Despite its limited areal extent, the urban LULC class exerted a strong influence on nutrient export, functioning as a highly efficient conduit rather than a retention landscape. Nutrient loads were highest when urban areas exhibited high structural connectivity (high COHESION), strong aggregation (high CLUMPY), and simple geometric shapes (low PAFRAC). This configuration—characteristic of consolidated impervious surfaces—minimizes infiltration and retention while maximizing the hydraulic efficiency of runoff conveyance. Unlike the nutrient-sink behavior observed in grasslands, this urban fabric creates a rapid-transport network that effectively funnels pollutants from impervious surfaces directly into the drainage network. Our findings align with previous studies [
54,
71,
72] that attribute degraded water quality in urbanizing areas to enhanced runoff generation and efficient pollutant conveyance, underscoring that the spatial configuration of urbanization can exacerbate its hydrological impact beyond what would be expected from its areal contribution alone. This relates to the possibility that, once urbanization surpasses a certain threshold, fragmentation of the built-up landscape can enhance water quality by reducing connectivity of impermeable surfaces, as indicated by Duo et al. (2024) [
73].
This study presents a methodology that links landscape configuration to nutrient export. Although powerful, this approach has limitations, including its computational intensity and the use of retention parameters and biophysical coefficients that require field calibration. This means that our quantitative estimates should be interpreted as relative rather than absolute. These limitations define clear pathways for future work, including securing greater computational capacity, expanding LULC class detail and gathering field data on nutrient loads (biophysical parameters inputs) to empirically validate and calibrate the model.
5. Conclusions
The integration and synergy between the rflsgen R package and landscape metrics for the simulation and analysis of land use patterns, together with the NDR InVEST module for the modeling of nutrient flows, represents a novel and relevant methodological combination that allows for evaluating complex ecological relations and for the design of reproducible spatial experiments.

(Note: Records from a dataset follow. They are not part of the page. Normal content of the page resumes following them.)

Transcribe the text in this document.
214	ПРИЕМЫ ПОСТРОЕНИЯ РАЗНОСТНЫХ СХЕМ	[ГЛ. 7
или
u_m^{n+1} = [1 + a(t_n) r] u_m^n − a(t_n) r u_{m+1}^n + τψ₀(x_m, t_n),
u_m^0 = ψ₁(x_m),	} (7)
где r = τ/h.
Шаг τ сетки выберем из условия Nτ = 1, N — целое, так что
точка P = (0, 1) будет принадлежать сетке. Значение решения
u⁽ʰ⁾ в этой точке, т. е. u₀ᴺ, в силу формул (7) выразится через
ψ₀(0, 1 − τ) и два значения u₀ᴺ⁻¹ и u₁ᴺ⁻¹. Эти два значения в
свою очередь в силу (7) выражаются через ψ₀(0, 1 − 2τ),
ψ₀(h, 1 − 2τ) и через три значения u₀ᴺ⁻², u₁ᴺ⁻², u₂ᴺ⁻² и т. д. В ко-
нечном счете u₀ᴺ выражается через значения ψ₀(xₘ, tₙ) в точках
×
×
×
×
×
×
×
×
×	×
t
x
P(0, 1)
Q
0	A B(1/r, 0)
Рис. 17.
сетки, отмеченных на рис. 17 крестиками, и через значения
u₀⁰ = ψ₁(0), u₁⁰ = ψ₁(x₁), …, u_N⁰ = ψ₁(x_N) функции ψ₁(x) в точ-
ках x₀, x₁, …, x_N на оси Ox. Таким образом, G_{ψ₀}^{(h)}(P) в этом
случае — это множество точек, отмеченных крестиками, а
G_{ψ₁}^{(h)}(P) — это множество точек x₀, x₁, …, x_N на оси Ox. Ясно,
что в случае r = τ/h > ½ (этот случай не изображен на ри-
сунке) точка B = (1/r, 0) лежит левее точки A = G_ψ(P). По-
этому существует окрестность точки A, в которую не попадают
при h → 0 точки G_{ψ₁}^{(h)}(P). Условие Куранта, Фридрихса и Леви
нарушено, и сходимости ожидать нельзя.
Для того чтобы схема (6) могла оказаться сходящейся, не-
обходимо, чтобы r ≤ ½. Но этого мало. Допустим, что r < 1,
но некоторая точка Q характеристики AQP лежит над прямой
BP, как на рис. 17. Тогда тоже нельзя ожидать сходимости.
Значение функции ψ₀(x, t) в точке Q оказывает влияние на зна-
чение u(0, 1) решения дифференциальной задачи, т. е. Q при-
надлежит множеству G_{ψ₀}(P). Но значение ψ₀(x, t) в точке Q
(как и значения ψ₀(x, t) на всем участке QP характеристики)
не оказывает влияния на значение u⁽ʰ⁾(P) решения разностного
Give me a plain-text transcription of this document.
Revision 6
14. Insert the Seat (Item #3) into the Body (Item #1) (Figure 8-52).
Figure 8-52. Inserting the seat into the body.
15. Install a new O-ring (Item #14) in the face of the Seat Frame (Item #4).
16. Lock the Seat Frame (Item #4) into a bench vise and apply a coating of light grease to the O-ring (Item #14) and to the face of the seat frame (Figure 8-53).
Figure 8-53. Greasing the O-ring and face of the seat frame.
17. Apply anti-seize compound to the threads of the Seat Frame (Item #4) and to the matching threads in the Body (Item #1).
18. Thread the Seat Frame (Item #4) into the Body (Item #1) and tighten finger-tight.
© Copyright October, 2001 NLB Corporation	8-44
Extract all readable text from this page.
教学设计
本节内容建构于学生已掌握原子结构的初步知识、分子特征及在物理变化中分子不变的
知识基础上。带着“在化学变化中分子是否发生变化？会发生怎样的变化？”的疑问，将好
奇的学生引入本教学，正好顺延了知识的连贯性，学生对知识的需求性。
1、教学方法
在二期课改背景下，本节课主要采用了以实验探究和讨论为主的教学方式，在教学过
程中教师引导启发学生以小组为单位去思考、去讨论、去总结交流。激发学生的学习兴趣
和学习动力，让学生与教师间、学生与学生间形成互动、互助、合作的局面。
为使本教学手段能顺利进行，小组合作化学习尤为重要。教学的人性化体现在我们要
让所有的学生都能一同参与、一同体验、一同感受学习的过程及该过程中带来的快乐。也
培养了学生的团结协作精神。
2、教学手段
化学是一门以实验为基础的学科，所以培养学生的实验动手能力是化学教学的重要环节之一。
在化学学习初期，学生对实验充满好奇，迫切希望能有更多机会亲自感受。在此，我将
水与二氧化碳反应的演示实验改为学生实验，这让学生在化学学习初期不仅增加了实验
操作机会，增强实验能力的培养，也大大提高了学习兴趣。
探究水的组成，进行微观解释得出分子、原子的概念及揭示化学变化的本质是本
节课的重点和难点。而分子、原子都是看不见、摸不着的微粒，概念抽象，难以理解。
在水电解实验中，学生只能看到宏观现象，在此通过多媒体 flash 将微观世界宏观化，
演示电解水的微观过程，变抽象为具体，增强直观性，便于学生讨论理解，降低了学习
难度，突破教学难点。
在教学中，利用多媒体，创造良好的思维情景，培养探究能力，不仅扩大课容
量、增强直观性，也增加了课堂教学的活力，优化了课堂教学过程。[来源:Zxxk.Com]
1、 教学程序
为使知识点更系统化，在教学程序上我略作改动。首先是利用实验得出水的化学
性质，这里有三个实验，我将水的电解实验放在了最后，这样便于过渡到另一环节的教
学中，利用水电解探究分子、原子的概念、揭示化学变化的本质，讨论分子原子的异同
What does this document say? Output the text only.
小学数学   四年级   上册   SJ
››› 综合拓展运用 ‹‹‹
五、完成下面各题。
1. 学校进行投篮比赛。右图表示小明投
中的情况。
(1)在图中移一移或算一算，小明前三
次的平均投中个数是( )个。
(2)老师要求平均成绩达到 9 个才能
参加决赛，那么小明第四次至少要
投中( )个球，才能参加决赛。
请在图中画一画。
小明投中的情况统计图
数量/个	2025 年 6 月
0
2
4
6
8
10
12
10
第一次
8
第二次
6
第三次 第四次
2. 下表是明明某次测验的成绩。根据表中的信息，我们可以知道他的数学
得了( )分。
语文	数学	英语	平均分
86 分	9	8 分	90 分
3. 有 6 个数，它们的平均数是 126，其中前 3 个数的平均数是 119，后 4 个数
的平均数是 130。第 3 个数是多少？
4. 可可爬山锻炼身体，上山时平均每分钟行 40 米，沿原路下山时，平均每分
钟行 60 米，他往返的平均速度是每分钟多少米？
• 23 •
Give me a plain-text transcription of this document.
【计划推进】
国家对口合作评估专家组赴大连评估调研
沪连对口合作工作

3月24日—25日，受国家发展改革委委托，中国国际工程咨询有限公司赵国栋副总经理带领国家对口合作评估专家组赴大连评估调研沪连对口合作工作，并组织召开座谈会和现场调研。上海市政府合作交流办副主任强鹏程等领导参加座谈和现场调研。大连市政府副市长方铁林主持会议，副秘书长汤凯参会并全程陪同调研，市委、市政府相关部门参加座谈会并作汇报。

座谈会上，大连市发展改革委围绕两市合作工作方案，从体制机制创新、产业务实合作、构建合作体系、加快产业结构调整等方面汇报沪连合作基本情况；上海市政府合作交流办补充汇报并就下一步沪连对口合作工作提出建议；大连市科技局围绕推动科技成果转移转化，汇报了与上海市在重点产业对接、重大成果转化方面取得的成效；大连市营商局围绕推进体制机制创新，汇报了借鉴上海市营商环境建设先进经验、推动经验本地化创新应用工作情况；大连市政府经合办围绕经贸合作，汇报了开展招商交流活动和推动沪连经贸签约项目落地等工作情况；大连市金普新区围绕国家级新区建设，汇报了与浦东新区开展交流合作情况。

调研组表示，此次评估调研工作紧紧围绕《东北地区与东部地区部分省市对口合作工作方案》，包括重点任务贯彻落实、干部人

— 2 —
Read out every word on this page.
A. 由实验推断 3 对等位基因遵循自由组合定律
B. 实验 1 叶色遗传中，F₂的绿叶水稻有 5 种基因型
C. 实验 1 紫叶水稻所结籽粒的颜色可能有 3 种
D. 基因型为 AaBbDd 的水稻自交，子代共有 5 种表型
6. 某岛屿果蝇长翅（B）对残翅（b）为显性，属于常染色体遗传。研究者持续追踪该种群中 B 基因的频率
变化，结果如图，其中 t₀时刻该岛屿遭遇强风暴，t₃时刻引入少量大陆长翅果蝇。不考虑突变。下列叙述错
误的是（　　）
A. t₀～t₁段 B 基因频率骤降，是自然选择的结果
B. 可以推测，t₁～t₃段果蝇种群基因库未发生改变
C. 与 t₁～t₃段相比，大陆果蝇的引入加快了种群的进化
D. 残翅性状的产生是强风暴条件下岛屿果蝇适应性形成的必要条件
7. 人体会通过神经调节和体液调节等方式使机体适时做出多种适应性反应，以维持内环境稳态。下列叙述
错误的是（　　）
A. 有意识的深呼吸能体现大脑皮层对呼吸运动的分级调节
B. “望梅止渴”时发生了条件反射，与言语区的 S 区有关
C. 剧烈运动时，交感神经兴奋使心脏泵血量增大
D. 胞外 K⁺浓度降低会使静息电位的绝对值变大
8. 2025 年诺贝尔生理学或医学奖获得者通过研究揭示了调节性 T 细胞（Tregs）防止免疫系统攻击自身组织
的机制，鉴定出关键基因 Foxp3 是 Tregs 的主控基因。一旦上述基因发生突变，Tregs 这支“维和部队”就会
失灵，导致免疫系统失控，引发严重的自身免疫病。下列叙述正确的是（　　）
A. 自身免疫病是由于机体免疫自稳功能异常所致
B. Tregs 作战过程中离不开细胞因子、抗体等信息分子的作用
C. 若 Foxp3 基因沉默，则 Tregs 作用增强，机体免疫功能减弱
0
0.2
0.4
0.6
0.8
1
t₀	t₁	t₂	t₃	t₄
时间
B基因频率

This study shows that the spatial configuration of land use is a key driver of nutrient export in the Suquía River basin. While some landscape metrics, such as LPI, SHDI, SHDI, and PD have constant values, revealing structural invariability between scenarios, the results highlight that agriculture and urban areas, through their spatial arrangement, play the most critical roles in nutrient export. Agriculture organized in small, compact, and large patches significantly increases nitrogen and phosphorus export. Urban areas, despite their limited extent and low total area contribution, exert a disproportionate influence due to their moderate functional connectivity (NDRi) with highly spatially connected structure, facilitating rapid runoff and timely release of nutrients. Also, nutrient export is significantly higher when the urban surface is highly connected, aggregated, and has simple patch shapes (low edge complexity).
The analysis and integration of landscape metrics with nutrient delivery modeling in Suquía River basin can contribute to evidence-based decision-making aimed at mitigating eutrophication risks and improve ecosystem health in this highly impacted basin. Moreover, it is expected that the proposed methodology and the relationships or interactions found can be extrapolated to other basins with similar characteristics, both regionally and globally.